The standard equipment is so good that the next level Signature Nav only offers a few additional features.
These include, an 8.7-inch multimedia screen, full LED headlamps, 19-inch alloys, heated, full leather upholstery and a power-operated tailgate.
Running costs for the Renaul Koleos in Gareth Roberts' long term test reveal that rival Skoda knocks it off the top spot.
Car running costs for the Renault Koleos suggest it compares well with its nearest rivals and would be top of the pile if it wasn’t for the residual value (RV) performance of the new Škoda Kodiaq.
With a P11D value of £30,085 for our test model, the 1.6dCi Signature Nav, the Koleos is cheaper than comparable five-seat models of both the Nissan X-Trail and the Kodiaq.
The Kodiaq 2.0TDi SE L has a slightly higher P11D price of £30,720, while the X-Trail 1.6DCi Tekna is higher still, with a P11D price of £32,555.

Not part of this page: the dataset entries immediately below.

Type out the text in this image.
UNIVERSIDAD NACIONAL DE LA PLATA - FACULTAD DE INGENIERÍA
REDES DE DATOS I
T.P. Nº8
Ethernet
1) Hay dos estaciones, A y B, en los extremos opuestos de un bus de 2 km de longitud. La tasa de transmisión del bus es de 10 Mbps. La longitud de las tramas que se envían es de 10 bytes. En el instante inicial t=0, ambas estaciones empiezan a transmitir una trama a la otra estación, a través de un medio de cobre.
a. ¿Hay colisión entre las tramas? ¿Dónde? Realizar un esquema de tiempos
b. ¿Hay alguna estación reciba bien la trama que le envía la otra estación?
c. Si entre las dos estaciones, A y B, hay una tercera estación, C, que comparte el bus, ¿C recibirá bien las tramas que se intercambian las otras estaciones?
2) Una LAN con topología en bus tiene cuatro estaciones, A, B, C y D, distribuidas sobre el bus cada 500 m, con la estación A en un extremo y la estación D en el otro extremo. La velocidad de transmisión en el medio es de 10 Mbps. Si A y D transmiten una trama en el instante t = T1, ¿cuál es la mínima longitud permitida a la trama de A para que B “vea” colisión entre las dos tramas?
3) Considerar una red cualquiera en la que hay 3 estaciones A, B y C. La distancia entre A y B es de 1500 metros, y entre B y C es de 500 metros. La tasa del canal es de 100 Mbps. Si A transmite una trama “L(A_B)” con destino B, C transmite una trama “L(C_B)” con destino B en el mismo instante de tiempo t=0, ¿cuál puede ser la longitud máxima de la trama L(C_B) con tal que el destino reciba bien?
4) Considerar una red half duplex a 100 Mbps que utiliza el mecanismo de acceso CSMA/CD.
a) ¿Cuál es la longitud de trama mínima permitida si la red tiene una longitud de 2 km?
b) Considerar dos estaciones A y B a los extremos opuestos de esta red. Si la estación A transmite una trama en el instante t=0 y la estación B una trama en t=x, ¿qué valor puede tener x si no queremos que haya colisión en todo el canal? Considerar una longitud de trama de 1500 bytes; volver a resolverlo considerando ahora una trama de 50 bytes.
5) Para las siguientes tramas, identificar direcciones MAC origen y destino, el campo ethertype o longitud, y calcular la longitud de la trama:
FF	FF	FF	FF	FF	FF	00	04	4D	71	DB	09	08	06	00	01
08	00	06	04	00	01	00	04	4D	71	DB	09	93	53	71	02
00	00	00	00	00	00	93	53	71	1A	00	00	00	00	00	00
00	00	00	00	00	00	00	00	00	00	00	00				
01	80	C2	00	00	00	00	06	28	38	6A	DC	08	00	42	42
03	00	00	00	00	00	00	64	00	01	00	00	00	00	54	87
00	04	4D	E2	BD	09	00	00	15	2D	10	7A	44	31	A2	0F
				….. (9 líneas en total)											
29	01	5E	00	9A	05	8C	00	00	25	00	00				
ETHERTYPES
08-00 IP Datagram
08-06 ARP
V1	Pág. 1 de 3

The Koleos again outperforms its rivals in terms of CO2 and fuel economy, with the Renault emitting 128g/km, compared to 131g/km for the Kodiaq and 133g/km for X-Trail.
Meanwhile, the claimed combined for the X-Trail is 55.4mpg, 56.5mpg for the Kodiaq and 56.7mpg for the Koleos. In our tests, however, the Koleos has been returning about 42mpg.
Comparing running costs, using the Fleet News Car Running Cost Calculator, the Koleos has a fuel cost of 9.69 pence per mile (ppm), cheaper than both the Kodiaq (9.88ppm) and the X-Trail (10.07ppm).
Based on a four-year/80,000-mile operating cycle, the Kodiaq is the best performer in terms of service, maintenance and repair (SMR) costs at 4.68ppm. The Koleos (5.15ppm) costs the most after the X-Trail (4.94ppm).
The Koleos also misses out to the Kodiaq in terms of RV performance. The Kodiaq is expected to be worth £11,800 after four years/80,000 miles, compared to £8,750 for the X-Trail and £8,700 for the Koleos.
That equates to 26.73ppm in depreciation for the Koleos, 29.76ppm for the X-Trail and just 23.65ppm for the Kodiaq.
Gareth Roberts concludes that the born-again Koleos completes Renault's SUV hat-trick in the first long term review.
Almost eight years after Renault pulled the plug on the first generation Koleos due to poor sales, it is back as the manufacturer’s flagship SUV.
The Koleos completes Renault’s three-strong SUV line-up with the smaller Kadjar and Captur, launched in 2013 and 2015 respectively, already securing a firm foothold in the market.
It is offered in a six version line-up based on two trim levels – Dynamique S Nav and Signature Nav.
There is a 1.6-litre dCi 130 engine available on both trim levels, with a six-speed manual transmission and two-wheel drive, while the 2.0-litre dCi 175 engine is available with either a six-speed manual or seven-speed auto transmission – both with four-wheel drive.
Our model on long-term test is the two-wheel drive, 1.6-litre diesel Signature Nav, delivering a claimed 57.6mpg with emissions of 128g/km, which puts it in 27% benefit-in-kind (BIK) tax band for 2017/18.
The four-wheel drive 2.0-litre diesel returns 148g/km and 50.4mpg as a six-speed manual; 156g/km and 47.9mpg in Auto X-Tronic.
In terms of spec, the Dynamique S is well-equipped, with front and rear parking sensors, a rear-view camera and blind spot monitoring.
It also comes with a seven-inch touchscreen, with a larger, tablet-style 8.7-inch screen on the range-topping Signature Nav.
Every version gets Tom Tom live-traffic sat-nav, a digital radio and Bluetooth, as well as Apple CarPlay and Android Auto smartphone mirroring. This lets you operate selected apps from your phone via the main screen.
On the road, the light steering means the Koleos feels fairly nimble around town, but sure-footed and firm on the motorway.
However, change direction quickly and you will get a degree of body lean which can make the car feel awkward.
As you expect for a D segment SUV, the Koleos has huge boot capacity – some 579 litres rising to 1,795 litres with rear seats folded.
Overall, the Koleos has impressed during its first few weeks on the Fleet News fleet and will give those looking for a large SUV food for thought.